Et ils balbutient un prétexte pour partir et soupirent comme s'ils humaient les herbes aromatiques dont on garnissait ces masques anti-peste… Au cours de l'hiver 39, il surprend le conciliabule de ses parents, puis, en pleine nuit, les voit mettre leur plan à exécution. Dans le fourneau de la cuisine, ils brûlent le vieux violon de son père.
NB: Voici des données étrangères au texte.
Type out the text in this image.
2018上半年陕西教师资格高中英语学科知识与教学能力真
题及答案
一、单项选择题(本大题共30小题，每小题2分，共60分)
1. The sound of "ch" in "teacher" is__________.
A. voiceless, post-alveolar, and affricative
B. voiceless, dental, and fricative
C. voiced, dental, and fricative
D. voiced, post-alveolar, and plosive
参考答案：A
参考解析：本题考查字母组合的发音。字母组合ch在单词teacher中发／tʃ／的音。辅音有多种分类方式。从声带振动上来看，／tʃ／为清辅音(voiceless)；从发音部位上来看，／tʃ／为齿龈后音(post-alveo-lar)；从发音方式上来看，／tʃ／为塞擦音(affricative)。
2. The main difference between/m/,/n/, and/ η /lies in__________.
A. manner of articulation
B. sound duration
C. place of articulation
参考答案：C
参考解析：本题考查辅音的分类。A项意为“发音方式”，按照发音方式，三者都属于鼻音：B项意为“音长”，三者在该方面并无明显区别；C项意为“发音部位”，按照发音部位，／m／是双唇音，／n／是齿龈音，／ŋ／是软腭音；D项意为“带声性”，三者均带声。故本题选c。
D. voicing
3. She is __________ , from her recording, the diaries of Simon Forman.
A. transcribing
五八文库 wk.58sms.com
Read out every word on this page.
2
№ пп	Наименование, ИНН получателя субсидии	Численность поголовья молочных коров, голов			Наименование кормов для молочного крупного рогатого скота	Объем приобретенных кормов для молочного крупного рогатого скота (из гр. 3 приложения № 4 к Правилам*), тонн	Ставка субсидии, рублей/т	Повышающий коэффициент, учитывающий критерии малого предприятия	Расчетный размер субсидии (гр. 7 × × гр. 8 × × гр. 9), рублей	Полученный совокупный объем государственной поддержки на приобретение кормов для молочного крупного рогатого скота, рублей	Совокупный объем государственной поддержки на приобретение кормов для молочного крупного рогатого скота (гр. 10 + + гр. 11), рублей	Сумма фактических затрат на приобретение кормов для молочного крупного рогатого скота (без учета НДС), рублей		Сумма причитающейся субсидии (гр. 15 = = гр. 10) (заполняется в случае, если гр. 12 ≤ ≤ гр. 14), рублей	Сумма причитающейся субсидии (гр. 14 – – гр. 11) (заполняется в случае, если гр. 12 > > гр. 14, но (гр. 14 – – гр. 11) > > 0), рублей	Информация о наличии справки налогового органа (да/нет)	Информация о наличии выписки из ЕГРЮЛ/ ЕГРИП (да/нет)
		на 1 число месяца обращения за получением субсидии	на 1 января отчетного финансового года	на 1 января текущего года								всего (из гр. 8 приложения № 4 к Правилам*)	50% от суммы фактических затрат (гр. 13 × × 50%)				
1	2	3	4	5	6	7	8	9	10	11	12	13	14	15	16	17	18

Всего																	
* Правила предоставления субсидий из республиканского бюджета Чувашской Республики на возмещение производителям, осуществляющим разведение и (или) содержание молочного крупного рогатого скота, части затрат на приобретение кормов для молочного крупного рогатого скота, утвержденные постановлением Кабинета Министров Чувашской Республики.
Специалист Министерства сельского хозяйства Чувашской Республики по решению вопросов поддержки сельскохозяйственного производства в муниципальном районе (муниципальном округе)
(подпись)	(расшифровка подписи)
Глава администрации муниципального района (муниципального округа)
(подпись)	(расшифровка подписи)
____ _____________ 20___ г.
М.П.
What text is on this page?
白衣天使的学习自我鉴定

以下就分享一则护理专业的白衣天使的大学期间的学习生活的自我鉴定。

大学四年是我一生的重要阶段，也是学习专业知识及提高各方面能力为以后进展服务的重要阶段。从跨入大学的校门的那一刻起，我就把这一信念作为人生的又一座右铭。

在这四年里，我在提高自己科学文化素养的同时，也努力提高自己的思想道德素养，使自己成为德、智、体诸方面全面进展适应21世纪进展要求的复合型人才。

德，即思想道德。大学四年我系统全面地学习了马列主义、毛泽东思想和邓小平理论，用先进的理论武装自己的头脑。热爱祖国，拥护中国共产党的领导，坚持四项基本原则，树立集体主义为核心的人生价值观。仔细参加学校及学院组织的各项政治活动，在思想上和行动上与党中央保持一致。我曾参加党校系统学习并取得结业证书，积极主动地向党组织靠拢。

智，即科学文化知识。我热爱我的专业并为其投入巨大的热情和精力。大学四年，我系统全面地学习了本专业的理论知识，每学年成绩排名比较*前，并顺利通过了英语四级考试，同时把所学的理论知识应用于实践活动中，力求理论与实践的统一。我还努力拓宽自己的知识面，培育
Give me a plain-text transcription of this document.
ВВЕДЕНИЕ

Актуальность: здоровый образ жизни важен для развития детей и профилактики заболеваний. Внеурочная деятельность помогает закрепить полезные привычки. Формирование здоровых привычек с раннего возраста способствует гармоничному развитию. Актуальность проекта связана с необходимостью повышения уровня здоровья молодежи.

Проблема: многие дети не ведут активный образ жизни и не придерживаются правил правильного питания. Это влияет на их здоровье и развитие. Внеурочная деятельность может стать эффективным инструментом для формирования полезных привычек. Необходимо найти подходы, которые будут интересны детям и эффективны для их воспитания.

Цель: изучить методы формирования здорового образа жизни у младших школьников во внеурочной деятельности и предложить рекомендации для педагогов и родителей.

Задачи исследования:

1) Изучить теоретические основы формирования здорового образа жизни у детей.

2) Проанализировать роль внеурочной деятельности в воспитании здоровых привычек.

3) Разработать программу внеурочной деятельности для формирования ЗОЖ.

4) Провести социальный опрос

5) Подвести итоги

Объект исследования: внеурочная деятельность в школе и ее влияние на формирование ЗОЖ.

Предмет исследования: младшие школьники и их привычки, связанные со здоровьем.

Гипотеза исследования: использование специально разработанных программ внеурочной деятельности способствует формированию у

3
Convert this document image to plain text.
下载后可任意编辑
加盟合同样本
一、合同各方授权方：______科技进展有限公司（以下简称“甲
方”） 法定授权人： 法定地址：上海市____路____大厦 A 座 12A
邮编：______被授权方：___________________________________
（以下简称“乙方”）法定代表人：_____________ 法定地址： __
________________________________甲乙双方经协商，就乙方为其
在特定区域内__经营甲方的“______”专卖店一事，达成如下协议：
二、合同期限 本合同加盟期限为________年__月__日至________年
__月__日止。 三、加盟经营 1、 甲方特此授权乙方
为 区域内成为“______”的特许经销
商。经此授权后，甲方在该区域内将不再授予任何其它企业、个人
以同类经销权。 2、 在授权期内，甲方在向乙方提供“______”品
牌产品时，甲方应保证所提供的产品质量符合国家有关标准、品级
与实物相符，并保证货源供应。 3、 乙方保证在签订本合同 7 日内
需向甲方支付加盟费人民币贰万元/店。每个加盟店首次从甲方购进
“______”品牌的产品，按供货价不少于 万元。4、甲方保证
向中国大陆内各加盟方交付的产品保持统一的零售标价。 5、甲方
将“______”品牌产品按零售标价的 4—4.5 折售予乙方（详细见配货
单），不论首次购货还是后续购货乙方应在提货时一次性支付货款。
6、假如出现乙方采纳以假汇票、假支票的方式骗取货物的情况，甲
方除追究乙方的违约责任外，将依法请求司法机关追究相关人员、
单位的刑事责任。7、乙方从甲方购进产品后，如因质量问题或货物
Le maréchal Toukhatchevski, ami de la maison et bon violoniste, avait joué deux ou trois fois, après le dîner, pour leurs invités. Il est exécuté en 37 et le petit violon au vernis craquelé se transforme en une terrible pièce à conviction… Ils la brûlent, cette nuit-là, en redoutant l'arrestation, les interrogatoires. Dans l'affolement, le père oublie de relâcher les cordes et Alexeï, à l'affût derrière la porte entrouverte de sa chambre, entend le rapide arpège des cordes rompues par le feu… Depuis cette nuit, l'air qu'ils respirent commence à s'alléger. On rejoue une pièce de son père. Très rarement encore, on revoit sur les affiches le nom de sa mère. Durant l'année 1940, Alexeï rencontre de plus en plus de regards droits. Une sorte de guérison oculaire, dirait-on. Il fête le réveillon en compagnie de ces faux bigleux. L'un des tangos qu'ils dansent ce soir s'appelle Le Regard de velours. Grâce aux années de peur et d'humiliation, il devine ce que valent la langueur de ce «velours» et les regards de celles qu'il tient dans ses bras. Mais il n'a que vingt et un ans et un vertigineux retard de tangos, d'étreintes, de baisers à rattraper. Et il est farouchement décidé à le rattraper, même s'il fallait, pour cela, oublier la nuit, l'odeur du vernis brûlé, le bref gémissement des cordes dans les flammes.

Il s'éloigna du Kremlin, plongea sous les branches, lourdes de pluie, sur les boulevards. L'histoire du violon, la terreur nocturne, les années de sa solitude de pestiféré lui revenaient encore de temps en temps mais surtout pour aiguiser le bonheur qu'il vivait à présent.